Compared with LDCT, blood biomarkers have the advantages of repetitive operation and serial monitoring in lung cancer detection. The clinical value of common biomarkers, carcinoembryonic antigen (CEA) and cancer antigen 125 (CA125), carrying indicative information of lung cancers has been established;6–8 however, studies found that these individual markers have low sensitivity or increasing sensitivity at the cost of specificity.9–11 Correspondingly, effective diagnostic biomarkers that complement these traditional blood tests for lung cancer detection are essential.
Recently, a humoral immune system response against tumor-associated antigens (TAAs) has been documented with increasing evidence. In particular, a cancer-specific humoral response was evident in the sera of individuals, permitting the discovery of disease earlier than that possible with radiographic detection.12 Autoantibodies (AAbs) can be detected earlier than TAAs, and they are also more stable in serum samples, clearly indicating their advantages in the diagnosis of lung cancer.13 For instance, Autoantibody to Annexin A1 was reported significantly higher in lung cancer patients than healthy controls;14,15 Alpha enolase, expressed on the surface of cancer cells, was closely correlated with cell glycolysis, growth, migration, and invasion in non-small cell lung cancer (NSCLC) through FAK-mediated PI3K/AKT pathway,16 and the correlation between Alpha enolase-Ab and tumor progression of lung and breast cancer patients has suggested that Alpha enolase-Ab may be a potentially useful marker for monitoring the staging of cancer patients.17 PGP 9.5, a key regulator to promote tumor cell invasion,18 was highly expressed in primary lung cancers instead of normal lung issue and strongly associated with tumor cancer pathological stages19,20 making it a tumor-associated antigen for lung cancer screening and diagnosis.21 Because of the strong immunogenicity of Cancer/testis antigen 1,22 performance of Cancer/testis antigen 1-Ab in lung cancer diagnosis was superior.23,24 Autoantibody reactivity targeted to 14–3-3 protein theta in sera of lung cancer patients was significantly greater compared with controls, and the serum autoantibody could be detected months earlier prior to the diagnosis of lung cancer.25 Fructose-bisphosphate aldolase A as a prognostic marker in lung cancer correlated with poor prognosis and the epithelial–mesenchymal transition (EMT) process highly,26,27 suggesting the detection of Fructose-bisphosphate aldolase A-Ab is of potentiality in the diagnosis of lung cancers.

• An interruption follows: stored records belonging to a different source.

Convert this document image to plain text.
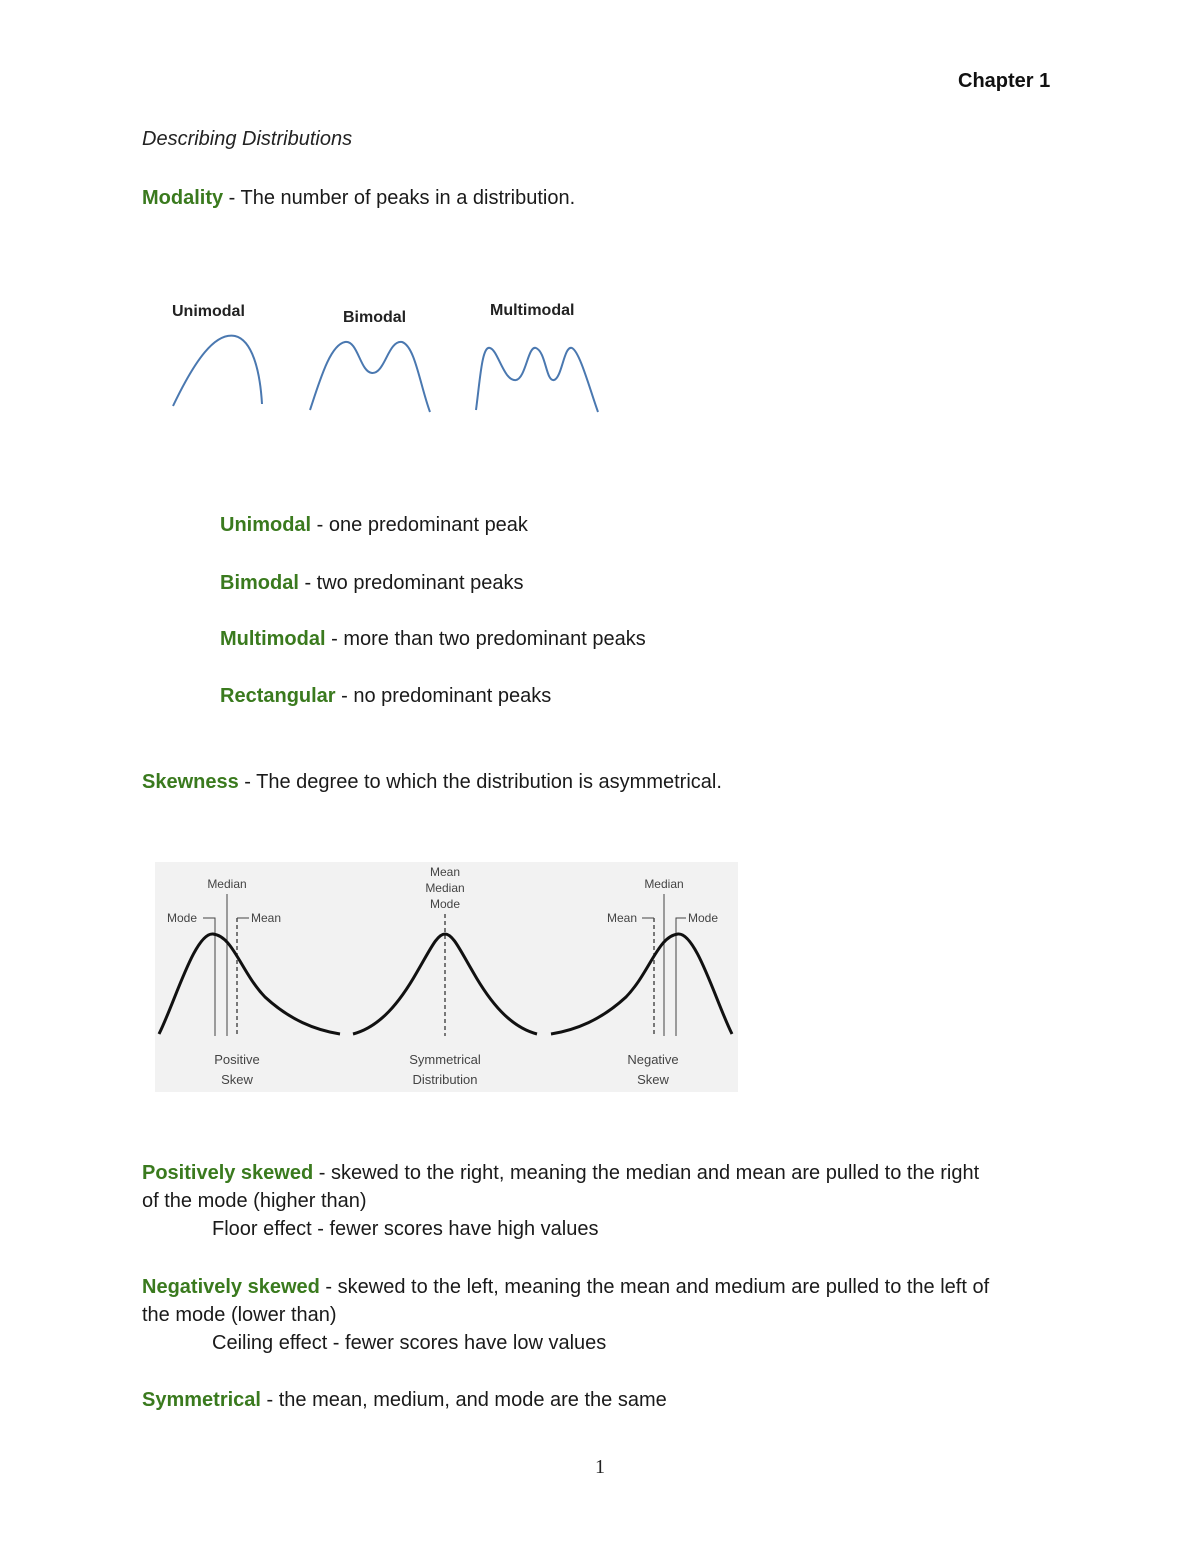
Chapter 1
Describing Distributions
Modality - The number of peaks in a distribution.
Unimodal	Bimodal	Multimodal
Unimodal - one predominant peak
Bimodal - two predominant peaks
Multimodal - more than two predominant peaks
Rectangular - no predominant peaks
Skewness - The degree to which the distribution is asymmetrical.
Median
Mode	Mean
Positive
Skew
Mean
Median
Mode
Symmetrical
Distribution
Median
Mean	Mode
Negative
Skew
Positively skewed - skewed to the right, meaning the median and mean are pulled to the right
of the mode (higher than)
Floor effect - fewer scores have high values
Negatively skewed - skewed to the left, meaning the mean and medium are pulled to the left of
the mode (lower than)
Ceiling effect - fewer scores have low values
Symmetrical - the mean, medium, and mode are the same
1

Autoantibody to cellular tumor antigen p53 is of close correlation with TP53 mutations and could appear before the cancer diagnosis.28
Currently, identifying a combination of biomarkers and/or clinical parameters for the diagnosis of lung cancers is of interest;29,30 Based on previous studies,25,31,32 occurrence of autoantibodies to tumor antigens in lung cancer sera has been presented; thus, seven tumor-associated antigens (Annexin A1, Fructose-bisphosphate aldolase A, Alpha-enolase, PGP 9.5, 14–3-3 protein theta, Cancer/testis antigen 1, Cellular tumor antigen p53) that are closely correlated with tumor cell glycolysis, growth, invasion, migration and prognosis14-16,18,26–28 were firstly analyzed in combination with CEA and CA125 to develop and optimize a mixed diagnostic panel in our study.
Results
Random selection and assignment of the study population
To avoid selection bias, 316 candidates were equally divided into two cohorts (158:158) randomly according to the randomized digital table. Although case matching was not performed in our study, however, no significant differences of basic characteristics were found between the two groups (Table 1). On the other hand, the proportion of subjects with a history of smoking was relatively high in both cohorts: 87.3% and 88.6% in the training and validation cohorts, respectively.
Table 1.
Training Group |
Validation Group |
||
---|---|---|---|
Variable | (n = 158) | (n = 158) | p value |
Age | |||
≤60 | 64 | 76 | 0.174 |
>60 | 94 | 82 | |
Sex | |||
Male | 63 | 67 | 0.674 |
Female | 95 | 91 | |
Smoking History | |||
Yes | 138 | 140 | 0.729 |
No | 20 | 18 | |
Enrolled Candidates | |||
NSCLC | 96 | 80 | 0.07 |
Healthy controls | 62 | 78 |
Abbreviations: NSCLC = Non-Small Cell Lung Cancer
Levels of single biomarkers in the training and validation cohorts
Comparisons of single biomarkers in lung cancer patients and healthy controls were conducted in the two cohorts. In the training group, significantly increased levels of seven tested autoantibodies (p< .05) and two protein markers (CEA and CA125; p< .05) were observed in cancer patients compared with healthy controls. Additionally, the levels of PGP 9.5-Ab, Annexin A1-Ab, CEA and CA125 were significantly higher in cancer patients than those of healthy controls in the validation group (p< .05) (Figure 1).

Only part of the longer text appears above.